Another example, when we have the training set:

$$\{\boldsymbol{p}_1=\begin{bmatrix}1\\-1\\-1\end{bmatrix},\text{orange}\}, \{\boldsymbol{p}_2=\begin{bmatrix}1\\1\\-1\end{bmatrix},\text{apple}\}$$

firstly we convert target ‘apple’ and ‘orange’ into numbers:

• orange $\boldsymbol{t}_1=\begin{bmatrix}-1\end{bmatrix}$
• apple $\boldsymbol{t}_1=\begin{bmatrix}1\end{bmatrix}$

secondly we normalize the input vector that would make them has a unit length:

$$\{\boldsymbol{p}_1=\begin{bmatrix}0.5774\\-0.5774\\0.5774\end{bmatrix},\boldsymbol{t}_1=\begin{bmatrix}-1\end{bmatrix}\}, \{\boldsymbol{p}_2=\begin{bmatrix}0.5774\\0.5774\\-0.5774\end{bmatrix},\boldsymbol{t}_1=\begin{bmatrix}1\end{bmatrix}\}$$

then the weight matrix can be calculated:

$$\boldsymbol{W}=\boldsymbol{T}\boldsymbol{P}^T=\begin{bmatrix} \boldsymbol{t}_1&\boldsymbol{t}_2 \end{bmatrix}\begin{bmatrix} \boldsymbol{p}_1^T\\\boldsymbol{p}_2^T \end{bmatrix} = \begin{bmatrix} -1&1 \end{bmatrix}\begin{bmatrix} 0.5774&-0.5774&-0.5774\\ 0.5774&0.5774&-0.5774 \end{bmatrix}=\begin{bmatrix} 0&1.1548&0 \end{bmatrix}$$

we can, now, test these two inputs:

1. $\boldsymbol{a}_1=\boldsymbol{W}\boldsymbol{p}_1=\begin{bmatrix} 0&1.1548&0\end{bmatrix}\begin{bmatrix}0.5774\\-0.5774\\-0.5774\end{bmatrix}=\begin{bmatrix}-0.6668\end{bmatrix}=\boldsymbol{t}_1$ Correct!
2. $\boldsymbol{a}_2=\boldsymbol{W}\boldsymbol{p}_2=\begin{bmatrix} 0&1.1548&0\end{bmatrix}\begin{bmatrix}0.5774\\0.5774\\-0.5774\end{bmatrix}=\begin{bmatrix}0.6668\end{bmatrix}$

$\boldsymbol{a}_1$ is closer to $[-1]$ than $$ so it belongs to $\boldsymbol{t}_1$ And $\boldsymbol{a}_2$ is closer to $$ than $[-1]$ so it belongs to $\boldsymbol{t}_2$. So, the algorithm gives an output close to the correct target.

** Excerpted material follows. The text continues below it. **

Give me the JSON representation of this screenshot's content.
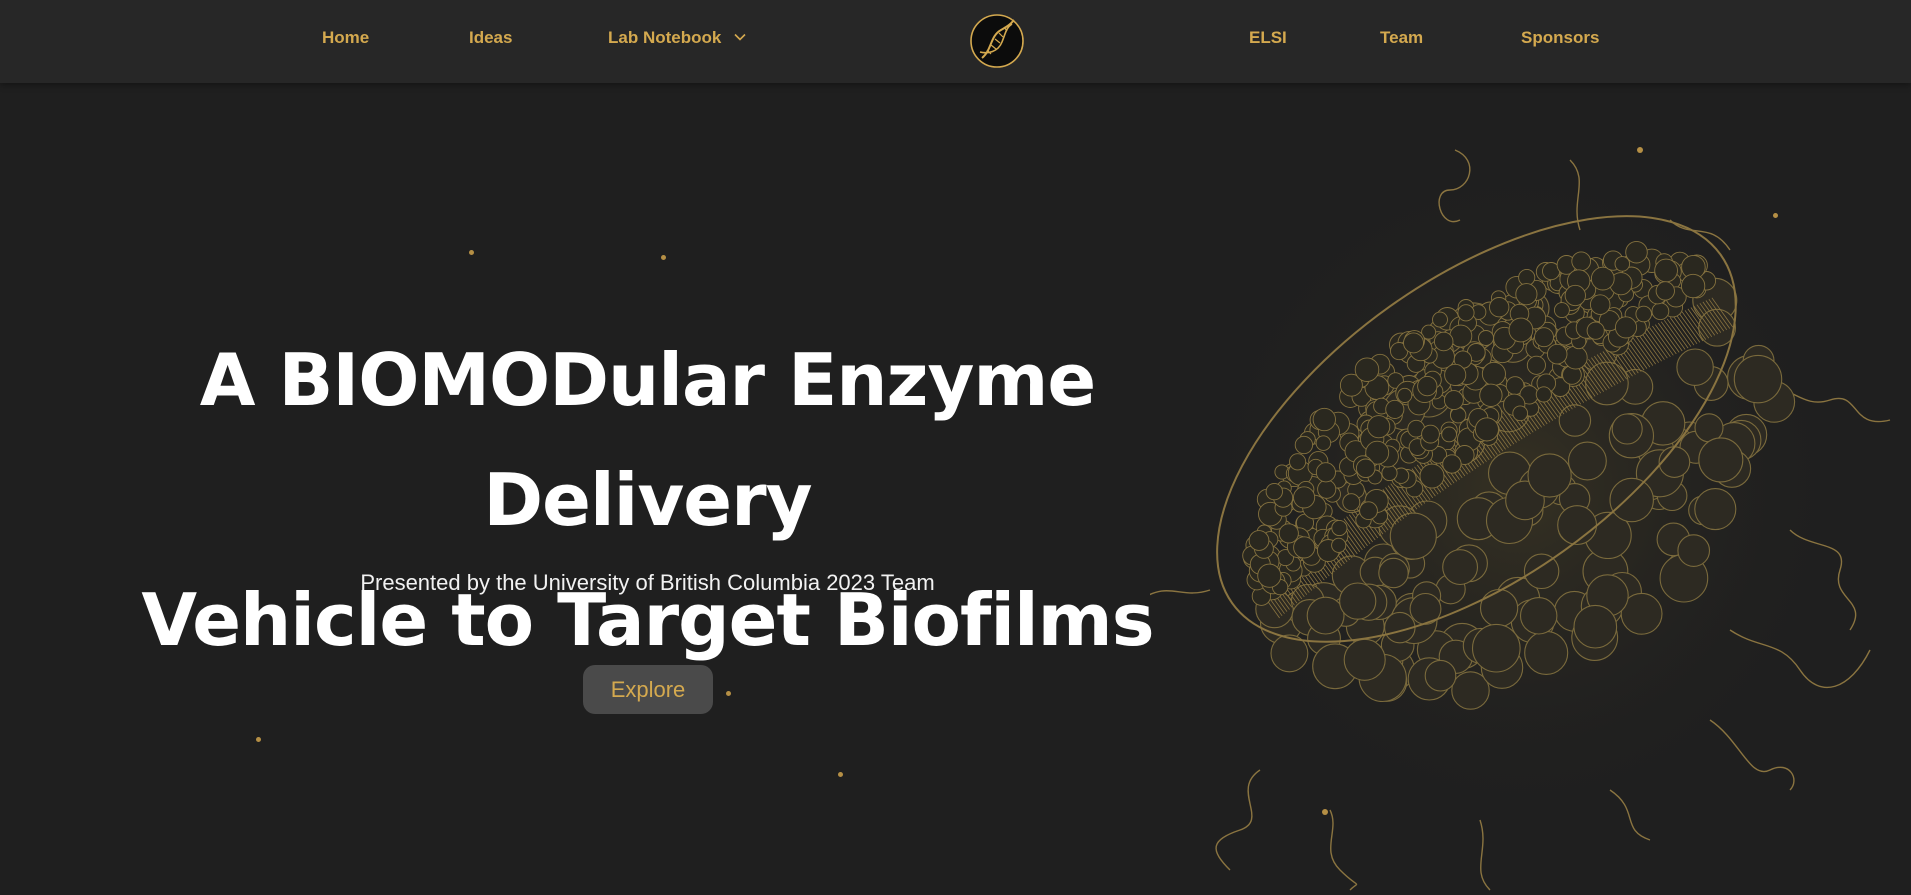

There is another kind of algorithm that can deal with the task correctly rather than closely, for instance, the pseudoinverse rule can come up with another $\boldsymbol{W}^{\star}$ which can give the correct answer to the above question.

## Conclusion

Hebb algorithm can be concluded bellow:

1. Convert outputs into numbers which are constructed by only $\{-1,+1\}$
2. Normalize input vectors
3. Calculating weight matrix
4. Test the algorithm with input prototype vectors

## References

1 Demuth, H.B., Beale, M.H., De Jess, O. and Hagan, M.T., 2014. Neural network design. Martin Hagan.